USSD remains a critical channel for financial transactions in Nigeria, particularly for unbanked and underserved populations, while A2P SMS has become a core communication infrastructure for banks, fintech companies, government agencies and digital platforms relying on text-based alerts, authentication codes and customer engagement messaging.

The telecoms regulator said the review is necessary because current pricing structures have remained largely unchanged since the last major regulatory determination in 2018, despite significant shifts in technology adoption and service demand.

As part of the study, the NCC will reassess existing USSD pricing floors and caps to determine their relevance under current market conditions.
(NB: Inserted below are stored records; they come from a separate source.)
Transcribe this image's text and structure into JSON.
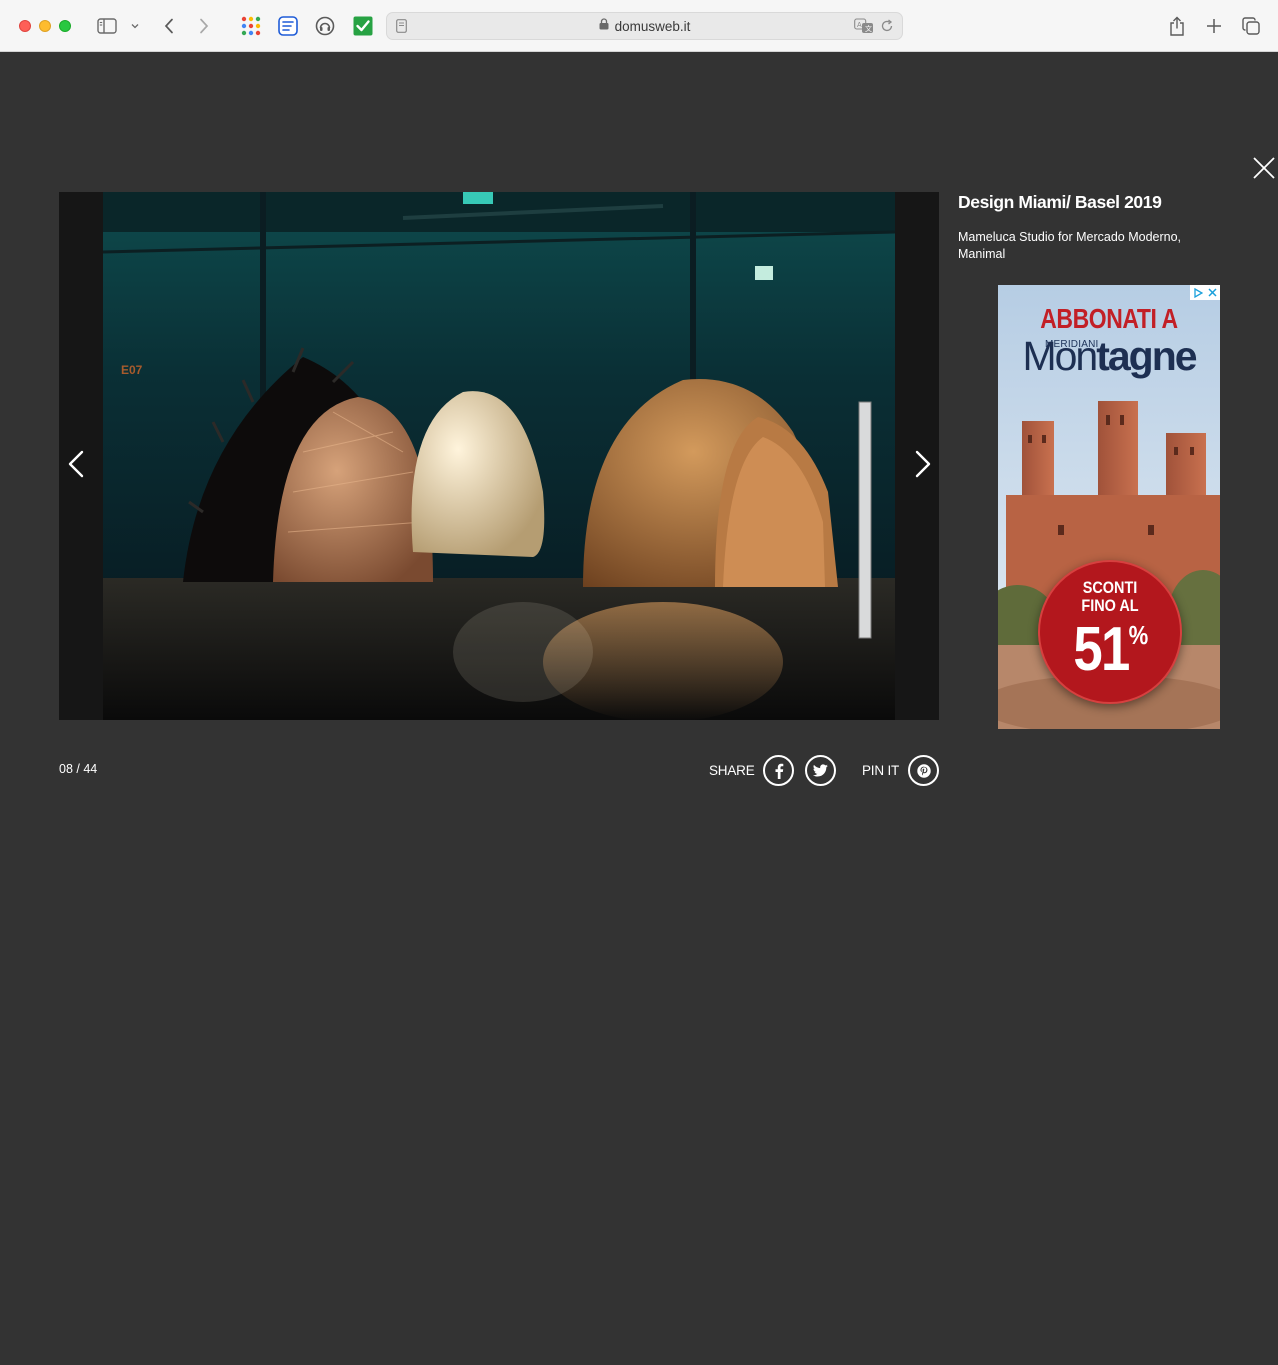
{
  "browser": {
    "url": "domusweb.it",
    "icons": [
      "sidebar-icon",
      "chevron-down-icon",
      "back-icon",
      "forward-icon",
      "apps-grid-icon",
      "notes-extension-icon",
      "headphones-extension-icon",
      "checkmark-extension-icon",
      "reader-icon",
      "lock-icon",
      "translate-icon",
      "reload-icon",
      "share-icon",
      "new-tab-icon",
      "tab-overview-icon"
    ]
  },
  "gallery": {
    "counter": "08 / 44",
    "share_label": "SHARE",
    "pin_label": "PIN IT",
    "title": "Design Miami/ Basel 2019",
    "caption": "Mameluca Studio for Mercado Moderno, Manimal",
    "photo_sign": "E07"
  },
  "ad": {
    "headline": "ABBONATI A",
    "brand_small": "MERIDIANI",
    "brand_thin": "Mon",
    "brand_bold": "tagne",
    "badge_line1": "SCONTI",
    "badge_line2": "FINO AL",
    "badge_number": "51",
    "badge_percent": "%"
  },
  "colors": {
    "background": "#333333",
    "ad_red": "#b3171d",
    "ad_navy": "#1d2f52"
  }
}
The commission emphasised that USSD continues to play a strategic role in Nigeria’s digital economy by enabling mobile financial services and supporting financial inclusion efforts nationwide.

According to the study scope presented at the forum, “USSD pricing floors and caps underpin mobile financial services and are central to digital inclusion for unbanked and underserved populations.”

The review will also examine the commercial and operational significance of A2P messaging services, which have expanded significantly over the past eight years as enterprises increasingly rely on SMS-based notifications, one-time passwords, transactional alerts and automated customer communications.

The NCC noted that A2P messaging has grown substantially since 2018 and now requires dedicated regulatory attention to reflect its importance in the digital services value chain.

The exercise is taking place against a backdrop of structural changes in the telecommunications industry, driven by new technologies and evolving consumption patterns.

Muhammed said that “5G rollout and AI/IoT adoption are reshaping network usage patterns, cost structures, and service delivery modes, making legacy interconnection frameworks less representative of current realities.”

The regulator also cited the increasing influence of Over-The-Top (OTT) platforms, shifting consumer behaviour, and the emergence of Mobile Virtual Network Operators (MVNOs) as key drivers necessitating a holistic reassessment of telecom pricing architecture.

Beyond USSD and A2P services, the review will also cover Mobile Termination Rates, International Termination Rates, retail price floors and caps, and wholesale access arrangements for MVNOs.

The commission said the overarching objective is to develop a cost-reflective, transparent and evidence-based regulatory framework that promotes investment, strengthens competition and enhances consumer welfare.

According to the NCC, the study will include a full assessment of the existing interconnection regime to identify implementation gaps and areas where current frameworks no longer reflect market realities.

It also plans to propose an updated pricing framework for mobile telecommunications services, encompassing MTR, ITR, USSD services, retail tariffs and MVNO interconnection arrangements.

Speaking on the broader objectives, Wole Adeloku, Partner at KPMG, the consulting firm supporting the study, said the review is designed to encourage investment while ensuring regulatory decisions reflect current industry realities.

He noted that the exercise will involve extensive stakeholder engagement, comparative benchmarking across selected jurisdictions, and the development of forward-looking cost models.

“This study is also meant to encourage investment, support the growth of the sector, and protect the consumer as we do so,” Adeloku said.

He added that the process will rely heavily on industry data contributions to ensure that recommendations are evidence-based and capable of supporting sustainable sector growth.

The NCC expects the outcome of the review to deliver a more transparent and predictable pricing framework that strengthens market competition, encourages long-term investment, and improves access to digital services.

For consumers, the regulator said the reforms are expected to yield pricing structures that better reflect current economic realities, alongside improved access to digital financial services and value-added offerings through clearer USSD and A2P regulatory frameworks.

Ultimately, the commission believes the review will help establish a more balanced telecommunications market while advancing Nigeria’s broader digital economy and financial inclusion objectives.